First, a bit of notation. Let a 4-vector be represented by a variable with a superscipt or subscript Greek letter (for example, \(k^\mu\) or \(x_\nu\)). A 3-vector is represented by a variable with an arrow over it (for example \(\vec{x}\)). The inner product of two 4-vectors can be written as \(p \cdot x = p_\nu x^\nu = g_{\mu \nu} p^\mu x^\nu\) where \(g_{\mu \nu}\) is the metric tensor:

\[\begin{equation} g_{\mu \nu} = g^{\mu \nu} = \begin{bmatrix} 1 & 0 & 0 & 0 \\[0.1cm] 0 & -1 & 0 & 0 \\[0.1cm] 0 & 0 & -1 & 0 \\[0.1cm] 0 & 0 & 0 & -1 \end{bmatrix} \end{equation}\]We start off with a method similar to that of the previous section. The main difference here is that we need to specifically write out the inner product in terms of the metric tensor.

\[\begin{align} \partial^\mu \left ( e^{ik \cdot x} \right ) &= \partial^\mu \left ( e^{i k_\mu x^\mu} \right ) \\[0.1cm] &= \partial^\mu \left ( e^{i g_{\mu \nu} k^\mu x^\nu} \right ) \\[0.1cm] &= \partial^\mu \left ( e^{i (k^0 x^0 - \vec{k} \cdot \vec{x}) } \right ) \end{align}\]Now we can solve for \(\partial^\mu\):

\[\begin{equation} \partial_\mu = \frac{\partial}{\partial x^\mu} = \left ( \frac{\partial}{\partial x^0}, \nabla \right )^T \end{equation}\] \[\begin{equation} \partial^\mu = g^{\mu \nu} \partial_\nu = \begin{bmatrix} 1 & 0 & 0 & 0 \\[0.1cm] 0 & -1 & 0 & 0 \\[0.1cm] 0 & 0 & -1 & 0 \\[0.1cm] 0 & 0 & 0 & -1 \end{bmatrix} \begin{bmatrix} \frac{\partial}{\partial x^0} \\[0.1cm] \frac{\partial}{\partial x^1} \\[0.1cm] \frac{\partial}{\partial x^2} \\[0.1cm] \frac{\partial}{\partial x^3} \end{bmatrix} = \begin{bmatrix} \frac{\partial}{\partial x^0} \\[0.1cm] -\frac{\partial}{\partial x^1} \\[0.1cm] -\frac{\partial}{\partial x^2} \\[0.1cm] -\frac{\partial}{\partial x^3} \end{bmatrix} = \left ( \frac{\partial}{\partial x^0}, -\nabla \right )^T \end{equation}\]We can proceed with the remainder of the problem.

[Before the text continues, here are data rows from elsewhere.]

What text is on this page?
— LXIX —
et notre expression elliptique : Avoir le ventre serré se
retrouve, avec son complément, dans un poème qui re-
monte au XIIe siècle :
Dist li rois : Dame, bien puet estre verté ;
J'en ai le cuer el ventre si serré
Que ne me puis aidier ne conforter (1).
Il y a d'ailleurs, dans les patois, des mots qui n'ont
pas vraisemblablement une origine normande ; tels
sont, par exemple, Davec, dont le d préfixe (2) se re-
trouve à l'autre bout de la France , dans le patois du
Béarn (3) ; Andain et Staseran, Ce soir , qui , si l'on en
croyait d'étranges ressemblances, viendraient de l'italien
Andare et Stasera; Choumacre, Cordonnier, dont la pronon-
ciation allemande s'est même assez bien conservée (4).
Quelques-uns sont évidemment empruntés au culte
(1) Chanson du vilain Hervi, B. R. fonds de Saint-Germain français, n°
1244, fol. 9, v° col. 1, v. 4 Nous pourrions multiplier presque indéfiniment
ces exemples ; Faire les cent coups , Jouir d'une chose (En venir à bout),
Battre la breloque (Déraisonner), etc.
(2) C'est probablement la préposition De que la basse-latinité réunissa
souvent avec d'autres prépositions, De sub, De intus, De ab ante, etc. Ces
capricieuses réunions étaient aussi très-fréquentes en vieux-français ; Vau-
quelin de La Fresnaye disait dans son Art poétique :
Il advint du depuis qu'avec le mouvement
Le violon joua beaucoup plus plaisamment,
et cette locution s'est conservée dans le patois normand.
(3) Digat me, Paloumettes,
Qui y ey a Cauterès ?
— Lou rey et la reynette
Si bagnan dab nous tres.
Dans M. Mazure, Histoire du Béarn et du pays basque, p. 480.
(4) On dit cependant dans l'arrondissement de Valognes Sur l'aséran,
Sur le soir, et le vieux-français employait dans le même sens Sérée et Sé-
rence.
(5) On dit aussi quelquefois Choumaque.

\[\begin{align} \left ( \frac{\partial}{\partial x^0}, \hspace{2mm} -\nabla \right )^T \left ( e^{ik \cdot x} \right ) &= \left ( \frac{\partial}{\partial x^0}, \hspace{2mm} -\nabla \right )^T e^{i (k^0 x^0 - \vec{k} \cdot \vec{x}) } \\[0.1cm] &= \left ( \frac{\partial}{\partial x^0} e^{i (k^0 x^0 - \vec{k} \cdot \vec{x}) }, \hspace{2mm} -\nabla e^{i (k^0 x^0 - \vec{k} \cdot \vec{x}) } \right )^T \\[0.1cm] &= \left ( e^{-i \vec{k} \cdot \vec{x}} \frac{\partial}{\partial x^0} e^{ i k^0 x^0 }, \hspace{2mm} -e^{i k^0 x^0} \nabla e^{-i \vec{k} \cdot \vec{x} } \right )^T \\[0.1cm] \end{align}\]We notice that the second part of the expression is exactly what we calculated in the previous section.

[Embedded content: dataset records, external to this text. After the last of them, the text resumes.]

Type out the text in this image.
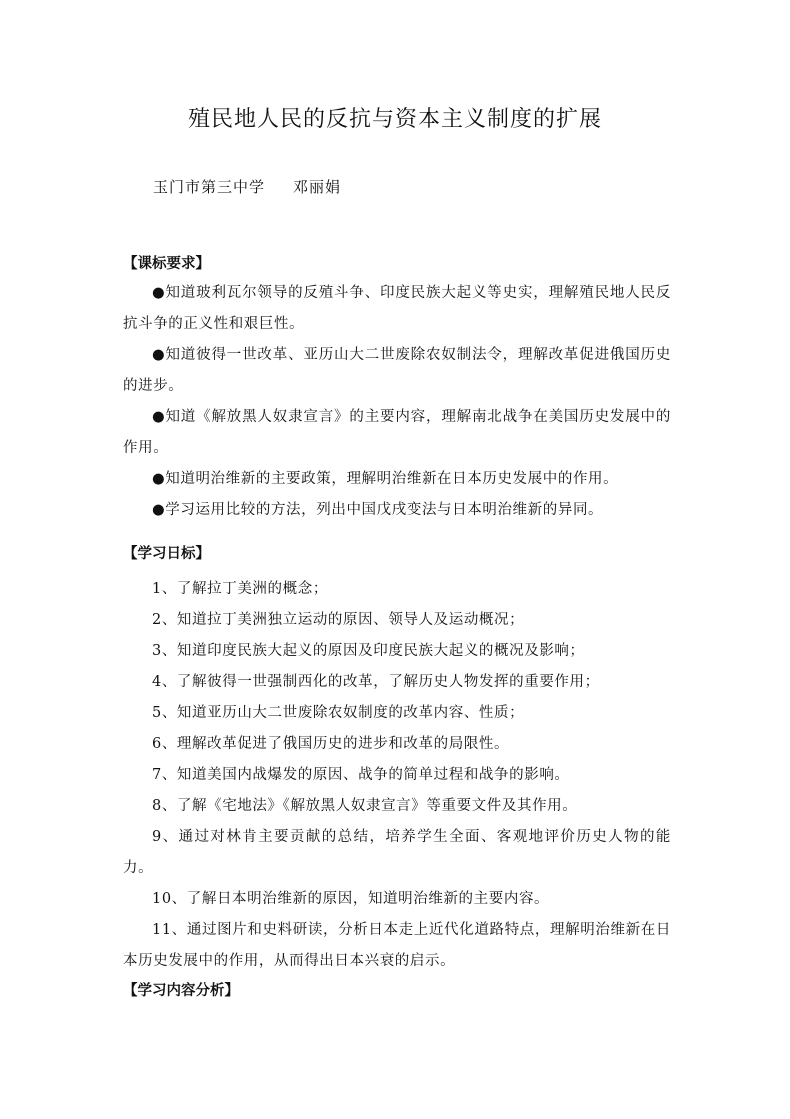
殖民地人民的反抗与资本主义制度的扩展
玉门市第三中学 邓丽娟
【课标要求】
●知道玻利瓦尔领导的反殖斗争、印度民族大起义等史实，理解殖民地人民反抗斗争的正义性和艰巨性。
●知道彼得一世改革、亚历山大二世废除农奴制法令，理解改革促进俄国历史的进步。
●知道《解放黑人奴隶宣言》的主要内容，理解南北战争在美国历史发展中的作用。
●知道明治维新的主要政策，理解明治维新在日本历史发展中的作用。
●学习运用比较的方法，列出中国戊戌变法与日本明治维新的异同。
【学习日标】
1、了解拉丁美洲的概念；
2、知道拉丁美洲独立运动的原因、领导人及运动概况；
3、知道印度民族大起义的原因及印度民族大起义的概况及影响；
4、了解彼得一世强制西化的改革，了解历史人物发挥的重要作用；
5、知道亚历山大二世废除农奴制度的改革内容、性质；
6、理解改革促进了俄国历史的进步和改革的局限性。
7、知道美国内战爆发的原因、战争的简单过程和战争的影响。
8、了解《宅地法》《解放黑人奴隶宣言》等重要文件及其作用。
9、通过对林肯主要贡献的总结，培养学生全面、客观地评价历史人物的能力。
10、了解日本明治维新的原因，知道明治维新的主要内容。
11、通过图片和史料研读，分析日本走上近代化道路特点，理解明治维新在日本历史发展中的作用，从而得出日本兴衰的启示。
【学习内容分析】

\[\begin{align} \left ( \frac{\partial}{\partial x^0}, \hspace{2mm} -\nabla \right )^T \left ( e^{ik \cdot x} \right ) &= \left ( e^{-i \vec{k} \cdot \vec{x}} \left ( ik^0 e^{ i k^0 x^0 } \right ), \hspace{2mm} -e^{i k^0 x^0} \left (-i\vec{k} e^{-i \vec{k} \cdot \vec{x} } \right ) \right )^T \\[0.1cm] &= (i) \left ( e^{-i \vec{k} \cdot \vec{x}} e^{ i k^0 x^0 } \right ) \left ( k^0, \hspace{2mm} \vec{k} \right )^T \\[0.1cm] &= ik^\mu \left ( e^{i (k^0 x^0 - \vec{k} \cdot \vec{x}) } \right ) \\[0.1cm] &= ik^\mu e^{i k \cdot x } \\[0.1cm] \end{align}\]There is a lot of subtle structure that comes into play when you analyze this expression.

So remember, when you are teaching a class, notation matters! Don’t forget that what seems obvious to you might not be for your students.